Thee Oh Sees sont des fournisseurs d’un rock psychédélique aussi hétérodoxe que pourrait l’être l’univers des frères Coen au cinéma. Ce sont, eux aussi, des producteurs qui ne cessant jamais de travailler et, même siA Weir Exits n’est pas aussi tranchant que leurs précédents albums, il s’avère marquant dans la mesure où c’est leur disque le plus enrichi de climats progessivo-atmosphériques depuis longtemps.

Avec de nouvelles têtes, en particulier un deuxième percussionniste,The Oh Sees se sont permis ici d’explorer des nouvelles portes soniques et instrumentales et de nous ploger dans un opus que l’on ne peut qualifier que de « trippy ».

Pourtant, à l’inverse de leurs derniers albums) la moitié des compositions passent sous la barre des 5 minutes (l’une d’elles étant, en outre un instrumental, et une autre, « Jammed Entrance », déplace l’album vers des morceaux vers une orientation nettement plus pop.

C’est surtout sur un titre comme « Dead Man’s Gun » où des vocaux en staccato de Dwyer contrastent avec des guitares rugissantes ou avec le plus lourd que le lourd « Ticlish Warrior » où instrumentation en distorsion et phrasé vocal rugissant forment une véritable muraille bruitiste que le climat s’oriente vers la notion que le riff martial à lui seul est l’alpha et l’oméga et de chose psychédélique.
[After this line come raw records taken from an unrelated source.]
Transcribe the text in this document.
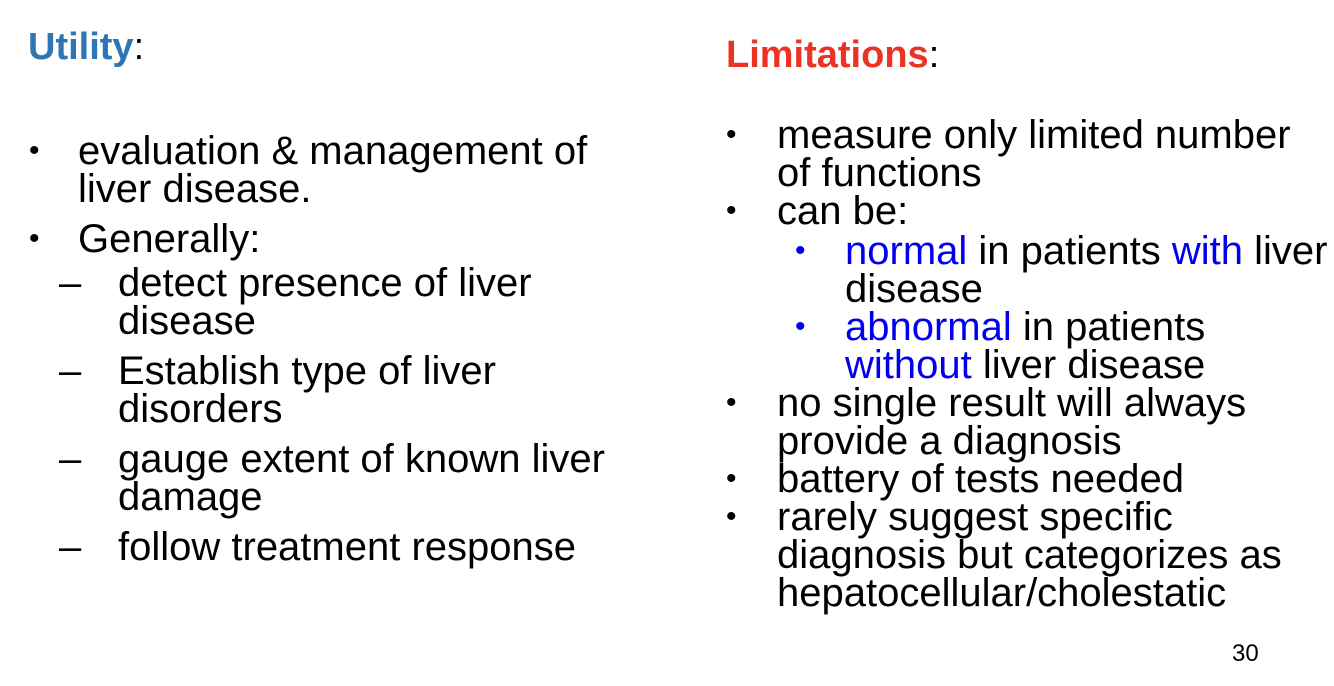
Utility:
• evaluation & management of liver disease.
• Generally:
– detect presence of liver disease
– Establish type of liver disorders
– gauge extent of known liver damage
– follow treatment response
Limitations:
• measure only limited number of functions
• can be:
• normal in patients with liver disease
• abnormal in patients without liver disease
• no single result will always provide a diagnosis
• battery of tests needed
• rarely suggest specific diagnosis but categorizes as hepatocellular/cholestatic
30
C’est ainsi que le combo cultive à bon escient le mariage entre focalisation et lâcher prise ; les tonalités qui semblent dériver et les mélodies aux claviers titillantes comme sur Jammed Entrance », les six cordes claironnantes et serrées de « Platic Planat » ou la brusque plongée dans la contemplation assourdie et tranquillisante de « Gelatinous Cube ».

« Crawl Out From The Fall Out » sera alors un « closer » logiquque : de par sa nature (morceau le plus long et le plus lent du disque) il illustrera et exemplifiera ce qu’est la démarche de A Weird Exits : une plongée insidieuse dans une brume épaisse couronnée par des choeurs aériens qui font comme surplomber la plongée dans la densité des tempos alors qu’un « The Axis », trempé dans un bain d’orgue, culminera vers cette stratosphère orgiaque avant de s’écrouler avec ce fracas qui est preuve qu’on peut à la fois délivrer une musique planante et confondante.